Вместо предисловия

О благородной лани, вымистой корове, зеленоглазом козле и шелудивой собаке

Как мне хочется быть собакой.
Собакой, лошадью на дворе и оберегать Дом и хозяина.
Дом – Россия. Хозяин – «истинно русские люди».
(почти проснувшись вдруг)

В.В. Розанов. Мимолетное. Запись от 19 июня 1915 года

Мы решили назвать нашу книгу, скажем откровенно, несколько провокационно и по-розановски вызывающе: «Розанов@etc.ru» Выражаясь по-русски, это звучит так: «Розанов собака и так далее точка Россия», где знак @ означает «собаку» как разговорную номинацию, распространенную в современном русском интернет-сообществе. Надо отметить, что в России этот знак кроме «собаки» называют также «лягушкой» и «бараном». В разных странах мира этот знак, присутствующий в любом адресе электронной почты, называется по-разному, но, как правило, тоже со своим «звериным окрасом». В Германии и Голландии – «обезьяний хвост», в Финляндии – «кошкин хвост», в Венгрии – «червячок» и «поросячий хвостик», в Швеции – «хобот слона», во Франции – «улиточка», в Китае – «мышонок» и т.д. Даже на международном языке эсперанто этот символ приобрел свой «звериный окрас» и получил название «улитка».

Применительно же к творчеству Василия Васильевича Розанова слово «звериного окраса» собака, означающее не только домашнее животное семейства псовых, но и понятие, обладающее еще и определенной обсценной окраской, имело важное художественное и эмоциональное значение.

Вообще мир животных Розанова, своего рода розановский зоопарк был сказочно экзотичен и всегда трепетно им оберегаем. Даже размышляя о неизбежном своем конце Розанов не отделял себя от своего зоопарка и напечатал в 1905 году в седьмом номере журнала «Весы» статью «Мечта в щелку», где прозвучало следующее: «Странно, сколько животных во мне жило. Шакал и тигр, а право же – благородная лань, не говоря уже о вымистой (с большим выменем) корове, входили в стихию моей души… Смелым был только в мечтах, а жизнь, прожил позорным ослом, не умевшим ни бежать, ни лягаться, ослом благоразумным, прошедшим неизмеримо длинный путь, и тут оказалась моя целесообразность; однако во весь путь я именно являл фигуру осла, которого бьют и который несет какую-то чужую и проклятую ношу. Меня давит решительно мысль, что после наступающей старости я взойду и на «могильный холм» в той же фигуре осла, и, так сказать, печальная эмблема длинноухого и главное с чужой поклажей животного станет монументом над кучкой земли, которая вспухнет над моим гробом».

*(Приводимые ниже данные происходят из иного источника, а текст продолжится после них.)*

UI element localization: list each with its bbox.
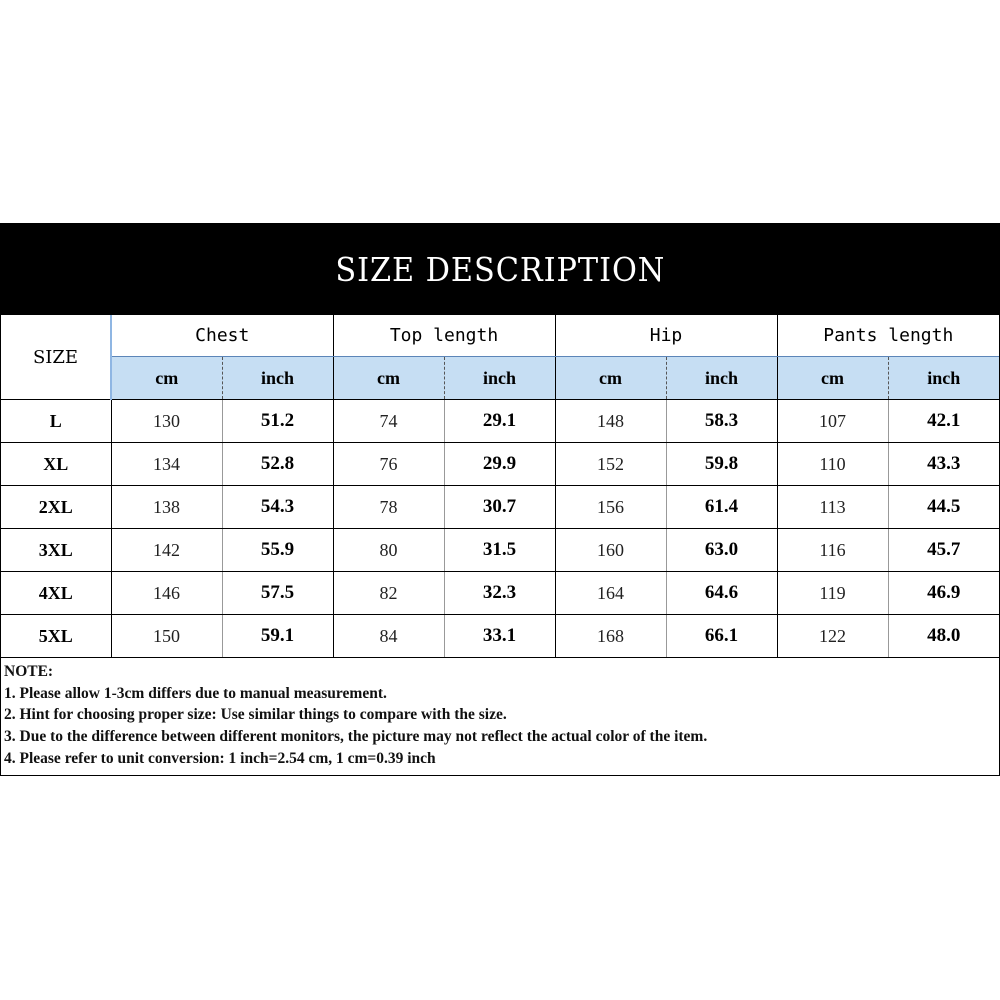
pants-length-inch-value: 43.3 (888, 443, 999, 486)
pants-length-cm-value: 113 (777, 486, 888, 529)
chest-cm-value: 150 (111, 615, 222, 658)
pants-length-header: Pants length (777, 315, 999, 357)
hip-inch-value: 66.1 (666, 615, 777, 658)
top-length-cm-value: 76 (333, 443, 444, 486)
top-length-inch-value: 31.5 (444, 529, 555, 572)
size-column-header: SIZE (1, 315, 111, 400)
hip-cm-value: 164 (555, 572, 666, 615)
size-label: 3XL (1, 529, 111, 572)
unit-header-cm: cm (111, 357, 222, 400)
table-row (1, 443, 999, 486)
chest-cm-value: 142 (111, 529, 222, 572)
chest-inch-value: 52.8 (222, 443, 333, 486)
title-bar (1, 223, 999, 315)
notes-section (1, 658, 999, 775)
hip-cm-value: 148 (555, 400, 666, 443)
top-length-cm-value: 74 (333, 400, 444, 443)
table-row (1, 615, 999, 658)
chest-header: Chest (111, 315, 333, 357)
size-label: 2XL (1, 486, 111, 529)
chest-cm-value: 146 (111, 572, 222, 615)
chest-cm-value: 138 (111, 486, 222, 529)
pants-length-inch-value: 48.0 (888, 615, 999, 658)
pants-length-cm-value: 107 (777, 400, 888, 443)
top-length-inch-value: 29.9 (444, 443, 555, 486)
chest-cm-value: 130 (111, 400, 222, 443)
hip-inch-value: 58.3 (666, 400, 777, 443)
pants-length-inch-value: 44.5 (888, 486, 999, 529)
hip-inch-value: 64.6 (666, 572, 777, 615)
unit-header-inch: inch (666, 357, 777, 400)
top-length-cm-value: 84 (333, 615, 444, 658)
note-line: 1. Please allow 1-3cm differs due to manual measurement. (4, 684, 387, 702)
chest-inch-value: 54.3 (222, 486, 333, 529)
note-line: 2. Hint for choosing proper size: Use similar things to compare with the size. (4, 706, 507, 724)
pants-length-inch-value: 46.9 (888, 572, 999, 615)
unit-header-cm: cm (777, 357, 888, 400)
unit-header-inch: inch (444, 357, 555, 400)
hip-cm-value: 156 (555, 486, 666, 529)
hip-inch-value: 59.8 (666, 443, 777, 486)
top-length-inch-value: 29.1 (444, 400, 555, 443)
hip-cm-value: 160 (555, 529, 666, 572)
top-length-cm-value: 80 (333, 529, 444, 572)
table-row (1, 486, 999, 529)
hip-inch-value: 63.0 (666, 529, 777, 572)
chest-inch-value: 55.9 (222, 529, 333, 572)
top-length-header: Top length (333, 315, 555, 357)
chest-inch-value: 59.1 (222, 615, 333, 658)
size-label: XL (1, 443, 111, 486)
pants-length-cm-value: 116 (777, 529, 888, 572)
top-length-cm-value: 78 (333, 486, 444, 529)
pants-length-cm-value: 122 (777, 615, 888, 658)
pants-length-inch-value: 45.7 (888, 529, 999, 572)
unit-header-cm: cm (555, 357, 666, 400)
size-table (1, 315, 999, 658)
chest-inch-value: 57.5 (222, 572, 333, 615)
unit-header-cm: cm (333, 357, 444, 400)
top-length-inch-value: 30.7 (444, 486, 555, 529)
pants-length-cm-value: 119 (777, 572, 888, 615)
table-row (1, 529, 999, 572)
note-line: 4. Please refer to unit conversion: 1 inch=2.54 cm, 1 cm=0.39 inch (4, 749, 436, 767)
note-line: 3. Due to the difference between different monitors, the picture may not reflect the actual color of the item. (4, 728, 708, 746)
size-label: 4XL (1, 572, 111, 615)
top-length-inch-value: 33.1 (444, 615, 555, 658)
chest-inch-value: 51.2 (222, 400, 333, 443)
notes-heading: NOTE: (4, 663, 54, 680)
hip-cm-value: 152 (555, 443, 666, 486)
table-row (1, 572, 999, 615)
table-row (1, 400, 999, 443)
chart-title: SIZE DESCRIPTION (335, 249, 665, 289)
chest-cm-value: 134 (111, 443, 222, 486)
hip-inch-value: 61.4 (666, 486, 777, 529)
unit-header-inch: inch (888, 357, 999, 400)
size-label: 5XL (1, 615, 111, 658)
hip-cm-value: 168 (555, 615, 666, 658)
unit-header-inch: inch (222, 357, 333, 400)
size-rows (1, 400, 999, 658)
top-length-inch-value: 32.3 (444, 572, 555, 615)
pants-length-cm-value: 110 (777, 443, 888, 486)
pants-length-inch-value: 42.1 (888, 400, 999, 443)
top-length-cm-value: 82 (333, 572, 444, 615)
size-chart (0, 223, 1000, 776)
hip-header: Hip (555, 315, 777, 357)
size-label: L (1, 400, 111, 443)
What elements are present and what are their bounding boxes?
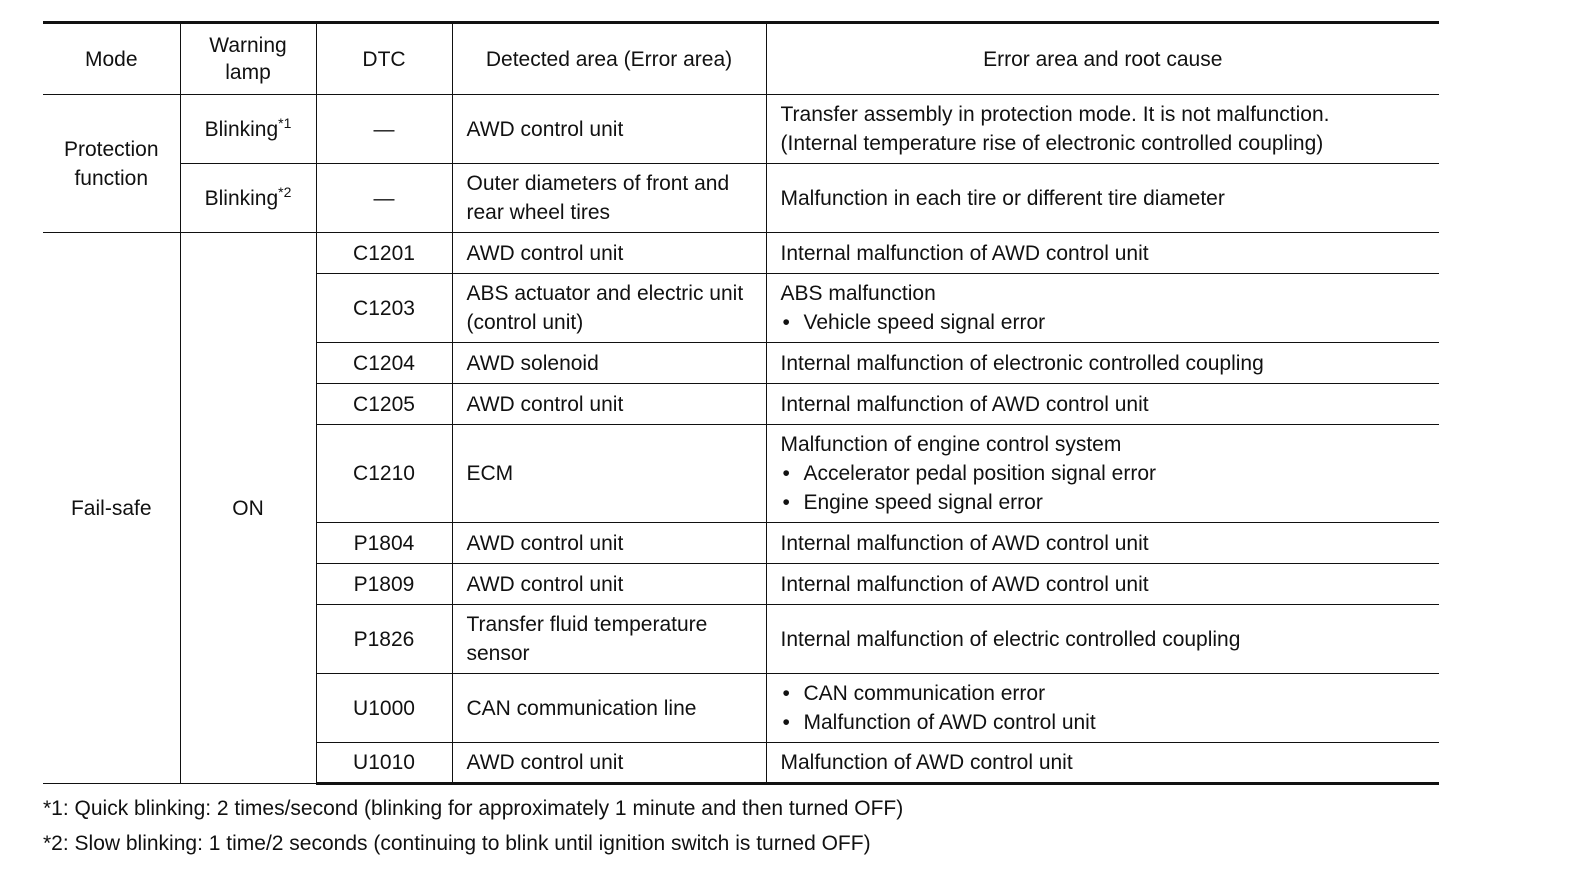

Для некоторых современников Розанова его личность ассоциировалась с другими странными животными. Например, для гимназиста Михаила Пришвина молодой учитель географии в Елецкой гимназии Розанов соотносился как ни странно с зеленоглазым козлом, о чем он поведал позже в 1924 году в автобиографической повести «Курымушка»:

«На другой день, как всегда, очень странный, пришел в класс Козел; весь он был лицом ровно-розовый, с торчащими в разные стороны рыжими волосами, глаза маленькие, зеленые и острые, зубы совсем черные и далеко брызгаются слюной, нога всегда заложена за ногу, и кончик нижней ноги дрожит, под ней дрожит кафедра, под кафедрой дрожит половица…

– Почему он Козел? – спросил Курымушка.

Ахилл ответил:

– Сам видишь почему: козел.

– А географию он, должно быть, знает?

– Ну, еще бы! Это самый ученый: у него есть своя книга.

– Про Америку?

– Нет, какая-то о понимании, и так, что никто не понимает, и говорят– он сумасшедший».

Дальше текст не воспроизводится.